The decision urged after increasing Western concern that DAESH plans use Libya as a base to organize and carry out attacks. 30 British tourists were killed when a terrorist attacked a beach at a hotel on Tunisia’s Mediterranean coast last June.
"I ... am extremely concerned about the proliferation of DAESH along the Libyan coastline, which is why we have been urgently assisting the formation of a new Libyan government," Fallon said.
Militant groups have taken advantage of political chaos to expand their presence in Libya, and DAESH terrorist group have taken control of the coastal city of Sirte.
Western officials say they are discussing air strikes and special force operations in Libya against the terrorist group that has aspirations to extend its territorial control in the country and has already seized large areas of Syria and Iraq.
Fallon reported that Britain was not currently planning to deploy ground troops to Libya in a combat role.
"Before taking any military action in Libya, we would seek an invitation from the new Libyan Government," he said.

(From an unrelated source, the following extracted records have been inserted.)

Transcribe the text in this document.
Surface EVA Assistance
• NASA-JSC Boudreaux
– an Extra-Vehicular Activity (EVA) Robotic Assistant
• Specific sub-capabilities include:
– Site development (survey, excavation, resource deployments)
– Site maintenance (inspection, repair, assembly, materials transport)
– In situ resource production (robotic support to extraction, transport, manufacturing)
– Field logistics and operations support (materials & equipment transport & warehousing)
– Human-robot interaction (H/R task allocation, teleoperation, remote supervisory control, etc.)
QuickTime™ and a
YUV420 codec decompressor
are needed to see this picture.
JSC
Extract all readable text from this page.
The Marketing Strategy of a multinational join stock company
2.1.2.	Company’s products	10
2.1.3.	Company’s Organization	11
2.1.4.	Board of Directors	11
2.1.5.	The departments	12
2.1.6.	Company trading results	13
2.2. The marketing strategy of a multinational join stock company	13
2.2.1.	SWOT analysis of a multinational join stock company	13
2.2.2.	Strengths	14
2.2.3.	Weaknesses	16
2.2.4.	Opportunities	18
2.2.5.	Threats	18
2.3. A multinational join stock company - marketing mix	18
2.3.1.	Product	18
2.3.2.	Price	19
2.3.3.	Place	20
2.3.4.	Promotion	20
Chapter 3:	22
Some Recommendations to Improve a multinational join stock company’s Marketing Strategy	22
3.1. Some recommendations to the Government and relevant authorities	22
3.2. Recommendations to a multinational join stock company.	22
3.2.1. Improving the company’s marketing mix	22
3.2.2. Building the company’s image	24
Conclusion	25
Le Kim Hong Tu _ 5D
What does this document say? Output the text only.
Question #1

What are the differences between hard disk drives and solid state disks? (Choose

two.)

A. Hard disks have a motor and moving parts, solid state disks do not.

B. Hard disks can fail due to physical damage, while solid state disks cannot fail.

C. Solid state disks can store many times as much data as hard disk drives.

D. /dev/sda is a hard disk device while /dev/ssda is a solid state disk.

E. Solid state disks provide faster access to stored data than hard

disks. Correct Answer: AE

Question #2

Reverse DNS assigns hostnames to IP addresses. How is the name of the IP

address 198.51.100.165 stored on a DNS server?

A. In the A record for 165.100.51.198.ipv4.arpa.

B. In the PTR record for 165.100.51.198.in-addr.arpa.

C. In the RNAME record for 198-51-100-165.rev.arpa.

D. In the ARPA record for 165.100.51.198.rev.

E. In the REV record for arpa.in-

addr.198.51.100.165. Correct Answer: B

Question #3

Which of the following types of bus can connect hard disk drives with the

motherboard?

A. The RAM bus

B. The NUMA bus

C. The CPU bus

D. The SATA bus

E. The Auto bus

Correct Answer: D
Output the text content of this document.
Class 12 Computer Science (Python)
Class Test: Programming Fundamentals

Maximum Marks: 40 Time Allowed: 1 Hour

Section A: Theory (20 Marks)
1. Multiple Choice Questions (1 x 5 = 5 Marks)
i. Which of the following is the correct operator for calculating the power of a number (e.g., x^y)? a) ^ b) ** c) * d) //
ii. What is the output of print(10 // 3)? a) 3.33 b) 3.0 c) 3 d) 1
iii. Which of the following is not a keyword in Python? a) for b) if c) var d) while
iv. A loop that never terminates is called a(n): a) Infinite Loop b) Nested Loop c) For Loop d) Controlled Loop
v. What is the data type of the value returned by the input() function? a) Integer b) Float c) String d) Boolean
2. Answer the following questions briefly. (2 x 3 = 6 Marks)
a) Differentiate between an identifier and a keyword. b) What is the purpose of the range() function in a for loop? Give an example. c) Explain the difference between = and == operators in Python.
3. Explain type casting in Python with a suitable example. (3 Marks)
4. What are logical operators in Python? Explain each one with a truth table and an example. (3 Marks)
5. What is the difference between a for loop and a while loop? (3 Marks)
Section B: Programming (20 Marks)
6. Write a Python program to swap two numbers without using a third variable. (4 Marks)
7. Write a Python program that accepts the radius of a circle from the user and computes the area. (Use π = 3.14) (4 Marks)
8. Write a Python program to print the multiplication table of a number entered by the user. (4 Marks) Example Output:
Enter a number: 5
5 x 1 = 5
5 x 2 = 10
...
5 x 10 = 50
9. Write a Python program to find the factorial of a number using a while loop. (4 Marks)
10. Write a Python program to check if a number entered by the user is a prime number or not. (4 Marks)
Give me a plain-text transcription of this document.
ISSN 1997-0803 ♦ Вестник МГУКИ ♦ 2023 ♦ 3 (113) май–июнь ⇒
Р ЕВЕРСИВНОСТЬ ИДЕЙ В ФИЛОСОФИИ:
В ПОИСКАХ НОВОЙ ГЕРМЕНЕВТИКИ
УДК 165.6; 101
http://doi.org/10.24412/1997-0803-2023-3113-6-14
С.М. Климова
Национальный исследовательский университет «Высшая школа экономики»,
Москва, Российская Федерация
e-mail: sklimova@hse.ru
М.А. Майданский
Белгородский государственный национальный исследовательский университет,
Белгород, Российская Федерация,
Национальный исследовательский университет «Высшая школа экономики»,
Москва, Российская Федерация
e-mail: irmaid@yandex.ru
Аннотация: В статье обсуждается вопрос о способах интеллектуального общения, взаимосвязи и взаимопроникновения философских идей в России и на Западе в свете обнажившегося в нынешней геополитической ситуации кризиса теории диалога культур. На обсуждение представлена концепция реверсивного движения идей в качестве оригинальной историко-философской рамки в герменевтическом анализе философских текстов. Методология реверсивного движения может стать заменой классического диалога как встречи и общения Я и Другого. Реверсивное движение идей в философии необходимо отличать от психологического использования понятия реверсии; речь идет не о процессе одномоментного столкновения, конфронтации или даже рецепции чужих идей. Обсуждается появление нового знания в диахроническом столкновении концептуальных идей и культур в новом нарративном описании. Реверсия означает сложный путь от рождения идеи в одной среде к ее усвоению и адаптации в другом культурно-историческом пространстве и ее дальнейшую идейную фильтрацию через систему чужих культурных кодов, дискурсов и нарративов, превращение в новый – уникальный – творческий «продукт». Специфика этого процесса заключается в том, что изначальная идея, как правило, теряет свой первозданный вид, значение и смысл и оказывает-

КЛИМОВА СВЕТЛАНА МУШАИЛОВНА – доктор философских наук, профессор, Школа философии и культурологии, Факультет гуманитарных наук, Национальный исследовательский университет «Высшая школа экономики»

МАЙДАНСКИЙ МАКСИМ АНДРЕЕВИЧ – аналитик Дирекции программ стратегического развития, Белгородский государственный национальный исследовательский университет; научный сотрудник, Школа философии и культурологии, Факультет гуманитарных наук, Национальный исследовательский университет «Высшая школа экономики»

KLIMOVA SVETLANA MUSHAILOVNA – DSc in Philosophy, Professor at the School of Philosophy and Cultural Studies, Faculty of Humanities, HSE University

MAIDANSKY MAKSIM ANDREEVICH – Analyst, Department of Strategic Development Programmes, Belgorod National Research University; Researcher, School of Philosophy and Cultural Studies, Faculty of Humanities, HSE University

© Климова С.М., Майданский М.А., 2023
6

Germany to train Libyan forces in Tunisia
Tunisia's government backs a plan for German forces to come to the country to train troops from neighbouring Libya for the fight against DAESH, the Tunisian defence minister said on Tuesday.
Last week a German delegation visited Tunisia to discuss a training programme for Libyan forces.
"We agree on the principle of the project," Tunisian Defence Minister Farhat Harchani said in an interview with the TAP state news agency.
He gave no details on the nature of the training or when it might happen, but said Tunisian forces would also take part.
"We will participate in the formation of the nucleus of the Libyan army and security forces in Tunisia. This is our duty and we will help Libya to get it done," he said.
Tunisia recently completed a 200-km barrier consisting of an earth wall and trenches along its frontier with Libya, aimed at stopping militants from crossing the border.
European and US military trainers are to instruct Tunisian forces on improving electronic surveillance there.